Dru spotted the Star Fleet pin Lisa wore proudly near the collar of her shirt. Dru smiled. She and Lisa had bonded over being hopelessly geeky Trekkies. Dru had given her the pin as an early Christmas gift. And no matter how much Lisa wanted to fit in with other kids who might not
understand, she’d refused to hide her new favorite thing, even if the pin made her stand out.
“You two are my first line of defense,” she said to the girls. “You’re in charge of helping at the hot-chocolate bar, and clearing tables and booths so customers won’t flee as soon as they walk in the door and see all this mess.”
The girls giggled. Several nearby families looked over and smiled. The night’s success, the perfect community vibe of it, kicked up another level for Dru.
Vivian had been right. Dru and Brad made a good team. A great team, where the Whip was concerned. And working together was helping them say good-bye to a very special lady, in precisely the way Vivian had wanted.

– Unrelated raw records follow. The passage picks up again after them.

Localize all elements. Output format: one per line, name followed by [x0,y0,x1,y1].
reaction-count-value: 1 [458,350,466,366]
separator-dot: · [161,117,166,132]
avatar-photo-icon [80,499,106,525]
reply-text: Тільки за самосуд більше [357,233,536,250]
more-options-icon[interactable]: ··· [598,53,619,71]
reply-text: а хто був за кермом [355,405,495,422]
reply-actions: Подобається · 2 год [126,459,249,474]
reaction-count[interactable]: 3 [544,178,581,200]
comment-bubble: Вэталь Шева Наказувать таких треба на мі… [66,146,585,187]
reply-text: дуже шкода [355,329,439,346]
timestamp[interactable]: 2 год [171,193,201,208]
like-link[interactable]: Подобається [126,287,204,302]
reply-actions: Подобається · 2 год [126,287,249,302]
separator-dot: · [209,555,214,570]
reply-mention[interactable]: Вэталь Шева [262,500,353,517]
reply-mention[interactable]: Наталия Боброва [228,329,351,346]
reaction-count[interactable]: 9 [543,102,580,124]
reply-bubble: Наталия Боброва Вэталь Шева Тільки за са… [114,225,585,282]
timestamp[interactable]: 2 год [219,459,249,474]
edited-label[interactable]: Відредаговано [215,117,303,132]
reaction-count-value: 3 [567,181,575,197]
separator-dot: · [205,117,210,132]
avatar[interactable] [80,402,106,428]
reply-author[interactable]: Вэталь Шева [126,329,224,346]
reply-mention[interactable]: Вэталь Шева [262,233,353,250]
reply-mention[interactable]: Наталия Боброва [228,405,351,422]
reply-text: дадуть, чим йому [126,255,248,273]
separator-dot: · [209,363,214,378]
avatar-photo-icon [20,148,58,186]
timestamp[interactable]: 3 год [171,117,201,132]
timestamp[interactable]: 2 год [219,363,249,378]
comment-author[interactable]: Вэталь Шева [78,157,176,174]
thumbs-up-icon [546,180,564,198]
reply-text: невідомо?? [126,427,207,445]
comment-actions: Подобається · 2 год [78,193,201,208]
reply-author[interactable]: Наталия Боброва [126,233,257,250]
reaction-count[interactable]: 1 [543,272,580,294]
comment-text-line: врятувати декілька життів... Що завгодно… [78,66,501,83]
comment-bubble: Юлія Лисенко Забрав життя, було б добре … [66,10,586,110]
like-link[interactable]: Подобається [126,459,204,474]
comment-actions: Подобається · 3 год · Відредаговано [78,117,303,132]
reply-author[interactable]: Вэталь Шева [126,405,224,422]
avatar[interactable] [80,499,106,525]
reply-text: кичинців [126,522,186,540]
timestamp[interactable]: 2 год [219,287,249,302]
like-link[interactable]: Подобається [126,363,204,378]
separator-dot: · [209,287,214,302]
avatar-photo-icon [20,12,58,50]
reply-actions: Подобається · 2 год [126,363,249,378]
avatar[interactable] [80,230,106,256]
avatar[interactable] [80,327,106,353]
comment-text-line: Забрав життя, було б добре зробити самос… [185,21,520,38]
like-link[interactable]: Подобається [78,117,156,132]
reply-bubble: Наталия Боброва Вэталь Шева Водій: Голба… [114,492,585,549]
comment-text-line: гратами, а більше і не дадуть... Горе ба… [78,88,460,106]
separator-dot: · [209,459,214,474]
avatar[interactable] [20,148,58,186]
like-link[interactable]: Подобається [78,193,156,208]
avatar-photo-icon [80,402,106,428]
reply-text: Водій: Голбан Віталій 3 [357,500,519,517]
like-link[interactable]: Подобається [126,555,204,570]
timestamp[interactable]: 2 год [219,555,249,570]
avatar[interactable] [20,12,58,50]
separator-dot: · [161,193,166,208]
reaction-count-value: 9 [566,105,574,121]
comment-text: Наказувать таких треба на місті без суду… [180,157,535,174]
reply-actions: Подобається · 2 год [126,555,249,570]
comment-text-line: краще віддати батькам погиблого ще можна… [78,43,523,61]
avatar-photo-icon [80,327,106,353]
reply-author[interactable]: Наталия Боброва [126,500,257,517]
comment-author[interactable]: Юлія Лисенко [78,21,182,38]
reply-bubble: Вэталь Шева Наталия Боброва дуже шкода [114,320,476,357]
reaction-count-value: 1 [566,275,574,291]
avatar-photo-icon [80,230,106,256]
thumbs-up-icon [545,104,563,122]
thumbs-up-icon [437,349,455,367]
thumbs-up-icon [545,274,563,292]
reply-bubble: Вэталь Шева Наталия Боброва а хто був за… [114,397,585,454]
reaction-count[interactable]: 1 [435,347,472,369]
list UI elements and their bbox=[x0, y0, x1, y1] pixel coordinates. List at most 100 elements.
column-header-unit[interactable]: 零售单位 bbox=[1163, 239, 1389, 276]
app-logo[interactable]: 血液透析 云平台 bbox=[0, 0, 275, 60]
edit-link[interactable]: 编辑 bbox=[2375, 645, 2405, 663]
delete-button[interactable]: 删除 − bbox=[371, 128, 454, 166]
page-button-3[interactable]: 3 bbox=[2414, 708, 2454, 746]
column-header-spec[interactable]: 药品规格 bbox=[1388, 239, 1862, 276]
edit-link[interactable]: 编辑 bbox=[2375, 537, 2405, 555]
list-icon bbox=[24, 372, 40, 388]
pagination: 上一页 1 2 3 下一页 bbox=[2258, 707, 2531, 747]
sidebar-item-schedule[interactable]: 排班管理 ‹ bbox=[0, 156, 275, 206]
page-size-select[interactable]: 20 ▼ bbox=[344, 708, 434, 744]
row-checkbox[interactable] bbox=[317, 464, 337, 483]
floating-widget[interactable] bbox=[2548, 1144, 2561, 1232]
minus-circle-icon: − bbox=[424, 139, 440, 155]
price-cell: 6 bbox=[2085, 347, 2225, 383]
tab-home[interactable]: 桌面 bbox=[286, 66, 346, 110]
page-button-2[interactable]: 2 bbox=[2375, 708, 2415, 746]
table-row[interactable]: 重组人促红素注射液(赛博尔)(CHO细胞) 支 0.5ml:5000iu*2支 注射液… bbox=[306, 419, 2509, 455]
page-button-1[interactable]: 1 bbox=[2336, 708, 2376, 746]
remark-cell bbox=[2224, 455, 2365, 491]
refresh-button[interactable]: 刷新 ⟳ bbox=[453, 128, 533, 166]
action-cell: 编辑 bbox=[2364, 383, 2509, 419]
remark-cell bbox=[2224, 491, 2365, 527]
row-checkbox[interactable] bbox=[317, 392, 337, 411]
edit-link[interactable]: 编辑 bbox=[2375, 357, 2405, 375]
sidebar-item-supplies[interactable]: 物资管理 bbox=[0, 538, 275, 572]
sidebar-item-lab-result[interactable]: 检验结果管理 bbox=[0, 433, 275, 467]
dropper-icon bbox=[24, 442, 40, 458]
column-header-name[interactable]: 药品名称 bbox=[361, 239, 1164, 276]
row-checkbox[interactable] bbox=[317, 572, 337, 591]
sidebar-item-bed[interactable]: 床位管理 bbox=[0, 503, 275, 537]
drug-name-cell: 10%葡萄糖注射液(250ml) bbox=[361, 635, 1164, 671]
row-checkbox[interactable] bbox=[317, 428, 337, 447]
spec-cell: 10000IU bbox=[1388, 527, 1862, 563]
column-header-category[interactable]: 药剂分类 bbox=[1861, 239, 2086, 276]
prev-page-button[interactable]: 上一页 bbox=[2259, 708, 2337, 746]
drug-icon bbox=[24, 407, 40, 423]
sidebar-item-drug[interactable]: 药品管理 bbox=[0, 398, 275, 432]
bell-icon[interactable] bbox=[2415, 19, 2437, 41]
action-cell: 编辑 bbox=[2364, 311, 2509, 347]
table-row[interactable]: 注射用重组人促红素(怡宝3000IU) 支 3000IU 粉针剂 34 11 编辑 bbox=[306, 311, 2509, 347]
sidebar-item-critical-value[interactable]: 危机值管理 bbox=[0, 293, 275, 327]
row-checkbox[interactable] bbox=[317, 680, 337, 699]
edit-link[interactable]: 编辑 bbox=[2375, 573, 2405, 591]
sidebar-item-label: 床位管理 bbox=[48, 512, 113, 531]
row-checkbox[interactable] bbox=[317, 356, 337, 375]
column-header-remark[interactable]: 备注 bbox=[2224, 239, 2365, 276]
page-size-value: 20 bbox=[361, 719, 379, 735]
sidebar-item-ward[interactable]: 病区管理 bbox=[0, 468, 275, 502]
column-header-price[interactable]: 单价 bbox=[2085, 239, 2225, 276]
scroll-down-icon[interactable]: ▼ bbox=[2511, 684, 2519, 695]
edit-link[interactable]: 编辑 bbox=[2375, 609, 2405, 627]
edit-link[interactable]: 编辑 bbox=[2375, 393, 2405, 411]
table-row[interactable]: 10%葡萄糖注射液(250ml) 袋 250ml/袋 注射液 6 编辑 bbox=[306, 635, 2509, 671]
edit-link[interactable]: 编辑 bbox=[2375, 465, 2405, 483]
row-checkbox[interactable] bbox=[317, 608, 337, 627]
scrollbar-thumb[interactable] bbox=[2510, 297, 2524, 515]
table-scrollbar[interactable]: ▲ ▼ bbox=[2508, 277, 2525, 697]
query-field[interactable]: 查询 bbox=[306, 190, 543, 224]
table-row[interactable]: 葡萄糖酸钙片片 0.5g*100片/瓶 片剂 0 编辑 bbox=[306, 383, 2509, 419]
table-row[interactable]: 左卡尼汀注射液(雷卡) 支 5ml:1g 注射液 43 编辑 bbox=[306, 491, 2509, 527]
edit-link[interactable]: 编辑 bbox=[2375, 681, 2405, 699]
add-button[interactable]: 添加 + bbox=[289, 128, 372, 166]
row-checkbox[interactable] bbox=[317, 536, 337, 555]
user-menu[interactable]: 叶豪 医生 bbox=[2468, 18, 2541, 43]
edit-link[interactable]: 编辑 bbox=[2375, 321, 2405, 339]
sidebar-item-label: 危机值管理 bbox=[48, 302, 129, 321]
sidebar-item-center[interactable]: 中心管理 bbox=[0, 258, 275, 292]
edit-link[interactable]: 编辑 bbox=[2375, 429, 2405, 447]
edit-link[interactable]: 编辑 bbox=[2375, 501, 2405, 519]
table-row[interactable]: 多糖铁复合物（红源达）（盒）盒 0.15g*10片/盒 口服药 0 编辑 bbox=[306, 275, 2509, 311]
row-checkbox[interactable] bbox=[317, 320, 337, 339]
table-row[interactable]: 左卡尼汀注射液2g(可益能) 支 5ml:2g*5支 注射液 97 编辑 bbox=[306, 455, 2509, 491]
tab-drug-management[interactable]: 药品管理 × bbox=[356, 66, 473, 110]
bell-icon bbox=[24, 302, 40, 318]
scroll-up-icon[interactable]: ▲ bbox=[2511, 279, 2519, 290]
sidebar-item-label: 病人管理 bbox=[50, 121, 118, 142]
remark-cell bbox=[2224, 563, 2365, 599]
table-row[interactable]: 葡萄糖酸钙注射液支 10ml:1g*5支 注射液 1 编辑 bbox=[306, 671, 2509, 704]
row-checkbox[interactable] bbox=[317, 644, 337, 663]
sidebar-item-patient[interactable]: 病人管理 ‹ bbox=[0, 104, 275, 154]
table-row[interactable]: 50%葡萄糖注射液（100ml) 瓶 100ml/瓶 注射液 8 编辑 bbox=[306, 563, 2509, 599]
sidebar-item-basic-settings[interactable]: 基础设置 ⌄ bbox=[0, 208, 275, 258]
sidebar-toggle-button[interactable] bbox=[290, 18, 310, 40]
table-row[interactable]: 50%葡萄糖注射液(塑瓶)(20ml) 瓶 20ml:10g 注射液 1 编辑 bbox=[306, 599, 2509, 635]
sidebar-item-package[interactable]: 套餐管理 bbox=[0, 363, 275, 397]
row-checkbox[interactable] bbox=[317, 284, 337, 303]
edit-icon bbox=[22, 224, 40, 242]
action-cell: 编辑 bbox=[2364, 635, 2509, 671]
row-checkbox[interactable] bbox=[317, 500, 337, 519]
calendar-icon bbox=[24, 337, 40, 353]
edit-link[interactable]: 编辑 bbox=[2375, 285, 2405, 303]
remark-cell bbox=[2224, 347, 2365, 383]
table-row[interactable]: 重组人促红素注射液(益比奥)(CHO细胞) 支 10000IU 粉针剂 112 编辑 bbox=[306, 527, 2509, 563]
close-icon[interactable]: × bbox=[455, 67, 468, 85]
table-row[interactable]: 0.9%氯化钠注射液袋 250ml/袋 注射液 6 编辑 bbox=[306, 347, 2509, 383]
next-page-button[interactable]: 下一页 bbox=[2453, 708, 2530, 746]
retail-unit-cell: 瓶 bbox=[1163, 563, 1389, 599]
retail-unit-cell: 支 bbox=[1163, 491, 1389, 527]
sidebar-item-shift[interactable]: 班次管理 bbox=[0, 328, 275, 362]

They had found a way to become friends again through all of this. Adult friends, free of the past that had torn them apart.
She swallowed a flutter of panic at the thought of watching Brad leave her and Chandlerville behind a second time.
“Dru?” Travis asked.
She blinked back to the dining room. The girls and the adults circled around her were staring as if she’d grown two heads. All but Joe and Travis. Her foster father and brother were sporting identical worried expressions that she’d seen on their faces more than once since November. Neither had brought up Vi’s will or asked for details about Dru and Brad’s working agreement. But her family had made it clear they were keeping an eye on her.
“Sorry.” She pulled at the hem of her WHIP IT GOOD! staff T-shirt.
The tees had been another of Brad’s suggestions, to boost staff identity and morale. Customers had soon demanded their own. A fresh batch was on its way from the designer, to be sold at the counter. Vivian had her very own shirt, which she’d worn proudly at Harmony Grove, along with her pearls.
“You’re my dream team tonight,” Dru told the girls. “I’m needed behind the counter, giving the staff oxygen. You’re earning time and a half for hazard duty,” she said to Sally. “And Lisa, I’ve got a WHIP IT T-shirt waiting for you at the end of the night.” The younger girl wasn’t old enough yet to officially be paid a salary. “Plus two free shakes a week for the rest of the school year. Deal?”